There were times when he couldn't stand Dr. Monet and her soft, soft voice, the crinkles at the edges of her gray eyes. There were times when the prospect of taking another pill nearly drove him insane, and he reached for a bottle instead. There were days he spent completely in bed, bags lining his eyes, wishing for nothing more than to join his wife.

He never got a clear answer on the unexpected ailment that had killed Louise. The coroner told him it was an unexpected brain aneurysm—and, indeed, the signs were all there. But Beau had never quite believed that. There had been something about the look on his wife's face, the way her death had happened that screamed that it had been more than just a bulge in a blood vessel. This had been something right out of a movie. This had been something that didn't feel wholly real.
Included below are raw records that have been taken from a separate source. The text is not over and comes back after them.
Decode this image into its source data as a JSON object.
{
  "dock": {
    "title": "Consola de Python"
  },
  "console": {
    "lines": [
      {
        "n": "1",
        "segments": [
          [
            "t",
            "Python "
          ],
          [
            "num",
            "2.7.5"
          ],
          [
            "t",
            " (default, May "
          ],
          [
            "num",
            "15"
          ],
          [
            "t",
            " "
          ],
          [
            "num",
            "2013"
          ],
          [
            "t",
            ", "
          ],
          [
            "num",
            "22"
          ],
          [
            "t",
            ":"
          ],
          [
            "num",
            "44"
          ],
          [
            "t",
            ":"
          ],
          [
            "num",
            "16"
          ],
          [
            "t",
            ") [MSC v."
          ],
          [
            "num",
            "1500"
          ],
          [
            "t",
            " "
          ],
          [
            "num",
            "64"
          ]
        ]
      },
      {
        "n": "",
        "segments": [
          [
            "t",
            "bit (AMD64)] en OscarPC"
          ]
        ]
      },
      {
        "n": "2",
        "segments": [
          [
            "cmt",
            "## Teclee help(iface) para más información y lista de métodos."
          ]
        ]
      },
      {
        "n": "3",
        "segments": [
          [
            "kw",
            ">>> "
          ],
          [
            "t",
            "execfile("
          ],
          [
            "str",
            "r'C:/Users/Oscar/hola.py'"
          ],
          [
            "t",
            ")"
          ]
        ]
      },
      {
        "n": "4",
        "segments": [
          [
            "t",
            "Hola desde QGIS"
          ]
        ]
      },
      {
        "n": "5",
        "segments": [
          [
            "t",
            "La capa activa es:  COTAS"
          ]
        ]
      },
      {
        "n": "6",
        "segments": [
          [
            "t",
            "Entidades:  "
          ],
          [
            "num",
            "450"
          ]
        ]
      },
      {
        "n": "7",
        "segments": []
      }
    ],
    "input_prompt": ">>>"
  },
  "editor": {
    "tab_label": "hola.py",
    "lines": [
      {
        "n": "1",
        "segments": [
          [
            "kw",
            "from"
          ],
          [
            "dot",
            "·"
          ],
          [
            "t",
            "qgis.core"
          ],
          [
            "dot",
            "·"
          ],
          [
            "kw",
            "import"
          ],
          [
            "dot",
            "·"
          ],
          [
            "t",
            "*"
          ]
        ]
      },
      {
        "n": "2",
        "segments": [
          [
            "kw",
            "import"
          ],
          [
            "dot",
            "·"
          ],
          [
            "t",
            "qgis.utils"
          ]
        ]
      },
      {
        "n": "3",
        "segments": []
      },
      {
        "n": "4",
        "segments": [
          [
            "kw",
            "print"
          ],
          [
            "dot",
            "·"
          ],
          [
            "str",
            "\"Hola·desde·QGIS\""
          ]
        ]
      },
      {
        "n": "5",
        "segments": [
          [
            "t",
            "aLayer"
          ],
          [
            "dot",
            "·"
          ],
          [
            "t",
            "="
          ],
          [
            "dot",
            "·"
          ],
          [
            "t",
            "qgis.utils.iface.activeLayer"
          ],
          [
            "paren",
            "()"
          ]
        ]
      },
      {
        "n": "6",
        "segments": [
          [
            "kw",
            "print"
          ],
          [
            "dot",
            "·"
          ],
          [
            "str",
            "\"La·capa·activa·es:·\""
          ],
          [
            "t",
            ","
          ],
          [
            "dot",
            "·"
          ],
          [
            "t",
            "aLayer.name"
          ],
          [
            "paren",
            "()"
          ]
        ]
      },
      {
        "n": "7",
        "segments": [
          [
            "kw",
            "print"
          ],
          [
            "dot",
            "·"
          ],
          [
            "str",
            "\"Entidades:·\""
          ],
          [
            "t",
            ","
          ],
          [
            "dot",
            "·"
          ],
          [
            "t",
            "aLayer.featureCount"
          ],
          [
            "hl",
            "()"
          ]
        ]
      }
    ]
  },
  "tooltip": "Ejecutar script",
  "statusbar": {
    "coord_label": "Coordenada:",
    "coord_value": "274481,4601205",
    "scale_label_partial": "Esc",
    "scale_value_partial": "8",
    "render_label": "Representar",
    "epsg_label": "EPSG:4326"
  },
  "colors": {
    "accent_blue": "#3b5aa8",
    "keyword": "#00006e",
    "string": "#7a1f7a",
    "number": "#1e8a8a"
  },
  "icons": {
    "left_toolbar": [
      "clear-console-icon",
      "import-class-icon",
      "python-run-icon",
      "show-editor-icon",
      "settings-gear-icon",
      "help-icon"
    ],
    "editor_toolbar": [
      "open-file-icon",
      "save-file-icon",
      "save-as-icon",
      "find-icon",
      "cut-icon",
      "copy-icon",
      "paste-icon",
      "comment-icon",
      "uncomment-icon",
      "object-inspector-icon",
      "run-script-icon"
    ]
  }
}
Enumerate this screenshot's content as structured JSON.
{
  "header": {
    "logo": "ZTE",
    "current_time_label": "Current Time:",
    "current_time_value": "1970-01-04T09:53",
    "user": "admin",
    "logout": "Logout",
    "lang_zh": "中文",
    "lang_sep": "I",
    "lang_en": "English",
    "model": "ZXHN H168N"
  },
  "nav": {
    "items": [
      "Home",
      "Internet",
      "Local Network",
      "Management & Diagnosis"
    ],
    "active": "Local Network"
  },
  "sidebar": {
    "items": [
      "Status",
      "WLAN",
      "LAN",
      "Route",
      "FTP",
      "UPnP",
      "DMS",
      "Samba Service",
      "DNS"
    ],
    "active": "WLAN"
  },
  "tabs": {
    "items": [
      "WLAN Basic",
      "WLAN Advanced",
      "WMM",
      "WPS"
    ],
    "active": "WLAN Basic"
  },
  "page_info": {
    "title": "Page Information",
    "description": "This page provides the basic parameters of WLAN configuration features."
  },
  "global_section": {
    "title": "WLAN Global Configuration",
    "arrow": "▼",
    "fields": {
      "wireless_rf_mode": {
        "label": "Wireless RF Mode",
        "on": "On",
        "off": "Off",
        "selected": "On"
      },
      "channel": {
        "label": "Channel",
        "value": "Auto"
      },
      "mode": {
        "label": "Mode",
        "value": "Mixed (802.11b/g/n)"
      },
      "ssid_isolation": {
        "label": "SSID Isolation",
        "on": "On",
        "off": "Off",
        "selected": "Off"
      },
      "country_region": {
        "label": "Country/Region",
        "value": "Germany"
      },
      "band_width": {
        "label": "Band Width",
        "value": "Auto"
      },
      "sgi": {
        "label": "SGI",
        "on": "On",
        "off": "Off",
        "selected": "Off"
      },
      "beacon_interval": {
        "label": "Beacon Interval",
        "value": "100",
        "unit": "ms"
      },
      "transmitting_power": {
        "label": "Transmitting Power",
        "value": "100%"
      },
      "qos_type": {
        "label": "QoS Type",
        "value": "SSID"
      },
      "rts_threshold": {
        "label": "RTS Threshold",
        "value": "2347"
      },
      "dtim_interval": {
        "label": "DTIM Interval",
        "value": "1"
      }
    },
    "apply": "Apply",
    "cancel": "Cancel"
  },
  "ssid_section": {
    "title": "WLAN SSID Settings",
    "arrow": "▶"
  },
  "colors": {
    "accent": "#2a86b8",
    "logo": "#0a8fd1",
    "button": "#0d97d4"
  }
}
A few months after Louise's death, Beau got an email all the way from Dublin, Ireland. In it, a man claiming to be the younger brother of a local butcher who had unexpectedly passed away stated that her strange death—also labelled as a brain aneurysm—had occurred on the exact same day as Louise's. And, if you didn't account for time zones, the same time, too.

Despite his own suspicions, though, Beau had written that off as the ramblings of a conspiracy theorist sticking his nose where it didn't belong. His wife had no connection to some butcher—nor a teacher in Cape Town, South Africa, or an Amish farmer in Pennsylvania, USA. Whatever her death was, it hadn't been a part of some worldwide scheme.